L’IRIS publie le nom des organismes qui financent ses recherches, mais ces derniers ont droit de regard sur les études commandées, et peuvent aller – dans de rares cas – jusqu’à en bloquer la publication s’ils sont insatisfaits des résultats.

Contrairement à l’Institut économique de Montréal (IEDM), l’IRIS a fourni sur demande une liste de ses principaux donateurs à La Presse. Il s’agit de syndicats, de groupes communautaires et d’associations étudiantes. Le tiers de son budget de 507 000 $ provient de contrats de recherche ; lorsque c’est le cas, l’IRIS publie le nom des organisations qui ont financé les études.

Au-delà de cette transparence, toutefois, l’IRIS ne s’est pas doté de la « muraille de Chine » que l’IEDM dit avoir construite pour éviter de subir l’influence de ses donateurs. Ainsi, l’IRIS soumet ses études à l’avance à ses clients afin d’obtenir leurs commentaires et, au besoin, procéder à des modifications avant de les publier.

« Recevoir les commentaires du client ne nous oblige en rien à les intégrer, et nous restons entièrement responsables des conclusions. »

— Simon Tremblay-Pepin, chercheur à l’IRIS

À au moins quatre reprises depuis sa fondation, en 2000, l’IRIS a renoncé à publier une étude commandée par un client. « En général, on constate ensemble qu’on n’a pas quelque chose de très bon entre les mains et qu’on ne veut pas vraiment continuer, explique M. Tremblay-Pepin. On veut garder de bonnes relations avec nos clients, bien entendu, alors on essaie de terminer l’étude d’un commun accord. »

Dans le cas de l’étude sur l’effet de la présence syndicale sur l’économie, par exemple, les chercheurs de l’IRIS ont rapidement conclu qu’il s’agissait d’un indicateur trop spécifique, et que de nombreux autres facteurs jouaient sur la croissance d’un pays pour pouvoir faire une corrélation directe entre les deux phénomènes. Ils ont prévenu le syndicat qui avait commandé la recherche. Ce dernier a convenu qu’il valait mieux y mettre un terme.

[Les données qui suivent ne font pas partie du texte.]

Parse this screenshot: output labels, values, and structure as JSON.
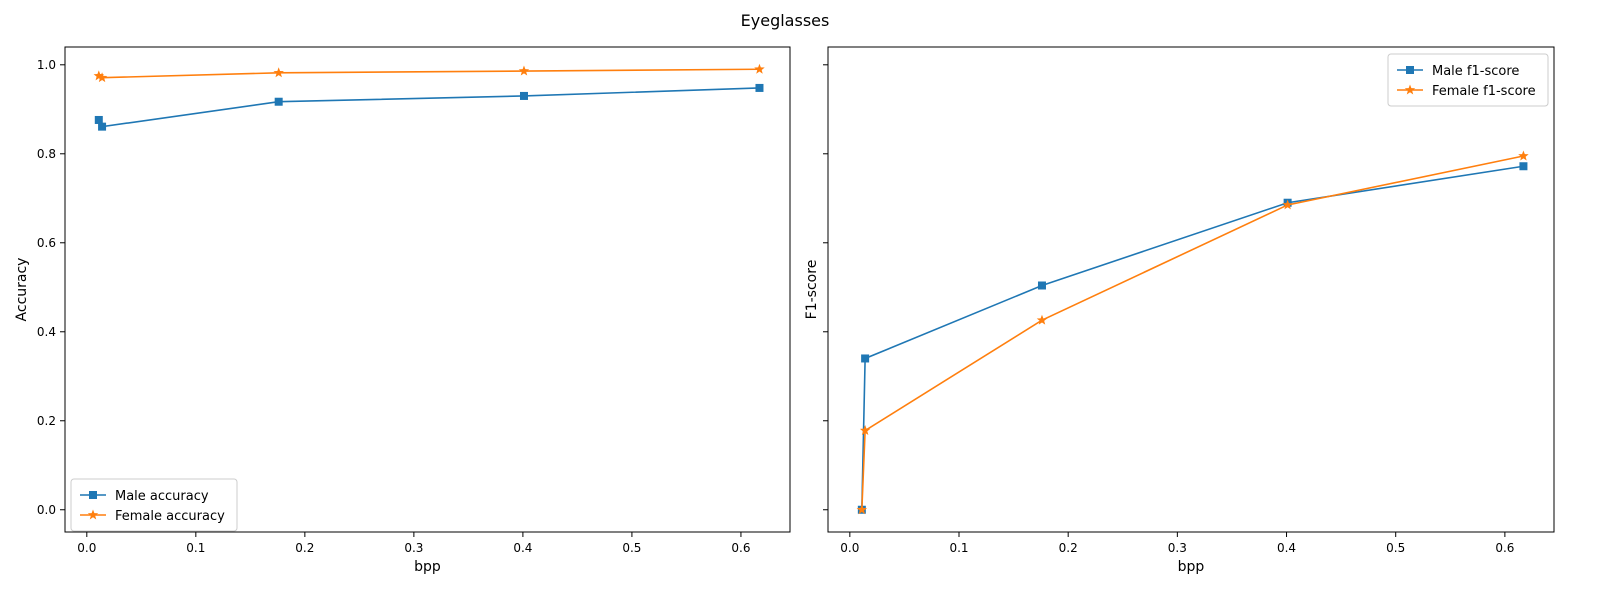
{
  "figure": {
    "title": "Eyeglasses"
  },
  "colors": {
    "male": "#1f77b4",
    "female": "#ff7f0e"
  },
  "chart_data": [
    {
      "type": "line",
      "title": "",
      "xlabel": "bpp",
      "ylabel": "Accuracy",
      "xlim": [
        -0.02,
        0.645
      ],
      "ylim": [
        -0.05,
        1.04
      ],
      "xticks": [
        0.0,
        0.1,
        0.2,
        0.3,
        0.4,
        0.5,
        0.6
      ],
      "xtick_labels": [
        "0.0",
        "0.1",
        "0.2",
        "0.3",
        "0.4",
        "0.5",
        "0.6"
      ],
      "yticks": [
        0.0,
        0.2,
        0.4,
        0.6,
        0.8,
        1.0
      ],
      "ytick_labels": [
        "0.0",
        "0.2",
        "0.4",
        "0.6",
        "0.8",
        "1.0"
      ],
      "grid": false,
      "legend": "lower-left",
      "series": [
        {
          "name": "Male accuracy",
          "marker": "square",
          "color": "#1f77b4",
          "x": [
            0.011,
            0.014,
            0.176,
            0.401,
            0.617
          ],
          "y": [
            0.876,
            0.861,
            0.917,
            0.93,
            0.948
          ]
        },
        {
          "name": "Female accuracy",
          "marker": "star",
          "color": "#ff7f0e",
          "x": [
            0.011,
            0.014,
            0.176,
            0.401,
            0.617
          ],
          "y": [
            0.975,
            0.971,
            0.982,
            0.986,
            0.99
          ]
        }
      ]
    },
    {
      "type": "line",
      "title": "",
      "xlabel": "bpp",
      "ylabel": "F1-score",
      "xlim": [
        -0.02,
        0.645
      ],
      "ylim": [
        -0.05,
        1.04
      ],
      "xticks": [
        0.0,
        0.1,
        0.2,
        0.3,
        0.4,
        0.5,
        0.6
      ],
      "xtick_labels": [
        "0.0",
        "0.1",
        "0.2",
        "0.3",
        "0.4",
        "0.5",
        "0.6"
      ],
      "yticks": [
        0.0,
        0.2,
        0.4,
        0.6,
        0.8,
        1.0
      ],
      "ytick_labels": [],
      "grid": false,
      "legend": "upper-right",
      "series": [
        {
          "name": "Male f1-score",
          "marker": "square",
          "color": "#1f77b4",
          "x": [
            0.011,
            0.014,
            0.176,
            0.401,
            0.617
          ],
          "y": [
            0.0,
            0.34,
            0.504,
            0.69,
            0.772
          ]
        },
        {
          "name": "Female f1-score",
          "marker": "star",
          "color": "#ff7f0e",
          "x": [
            0.011,
            0.014,
            0.176,
            0.401,
            0.617
          ],
          "y": [
            0.0,
            0.178,
            0.426,
            0.685,
            0.795
          ]
        }
      ]
    }
  ]
}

Ce cas de figure ne risque pas de se produire à l’IEDM, affirme son président-directeur général, Michel Kelly-Gagnon. Les entreprises qui subventionnent les études n’ont accès aux résultats que 24 heures avant la publication, lorsqu’il n’est plus possible d’y apporter le moindre changement, assure-t-il.

Au fil des ans, l’institut a même perdu le soutien financier de cinq entreprises froissées par ses opinions ou par les résultats de ses recherches.

« L’IEDM est une organisation intègre et férocement indépendante. Chaque fois que le choix s’est posé entre du financement et notre liberté intellectuelle, nous avons choisi la liberté intellectuelle. »

— Michel Kelly-Gagnon

RARE TRANSPARENCE

L’IEDM justifie son refus de dévoiler l’identité de ses donateurs par le fait que cela permettrait à des « organismes semblables à l’IEDM de solliciter directement ses donateurs, ce qui n’est pas souhaitable ».

Aux États-Unis, de plus en plus de groupes de réflexion divulguent leurs listes de donateurs. C’est le cas de la Brookings Institution, considérée comme le meilleur think tank américain par le magazine Foreign Policy, mais aussi de l’Heritage Foundation et du Cato Institute, qui font tous deux la promotion du libre marché.

Au Canada, toutefois, les concurrents directs de l’IEDM – l’Institut Fraser, l’Atlantic Institute for Market Studies et l’Institut Macdonald Laurier – sont tout aussi discrets à ce chapitre, fait valoir M. Kelly-Gagnon.

Ailleurs, également, la transparence demeure l’exception. Selon une étude de l’organisme européen Transparify, publiée en 2015, plus des deux tiers des groupes de réflexion dans le monde ne divulguent pas d’où provient leur argent. Hans Gutbrod, directeur exécutif de Transparify, a toutefois prévenu que « les think tanks qui acceptent du financement derrière des portes closes minent la réputation du secteur en entier ».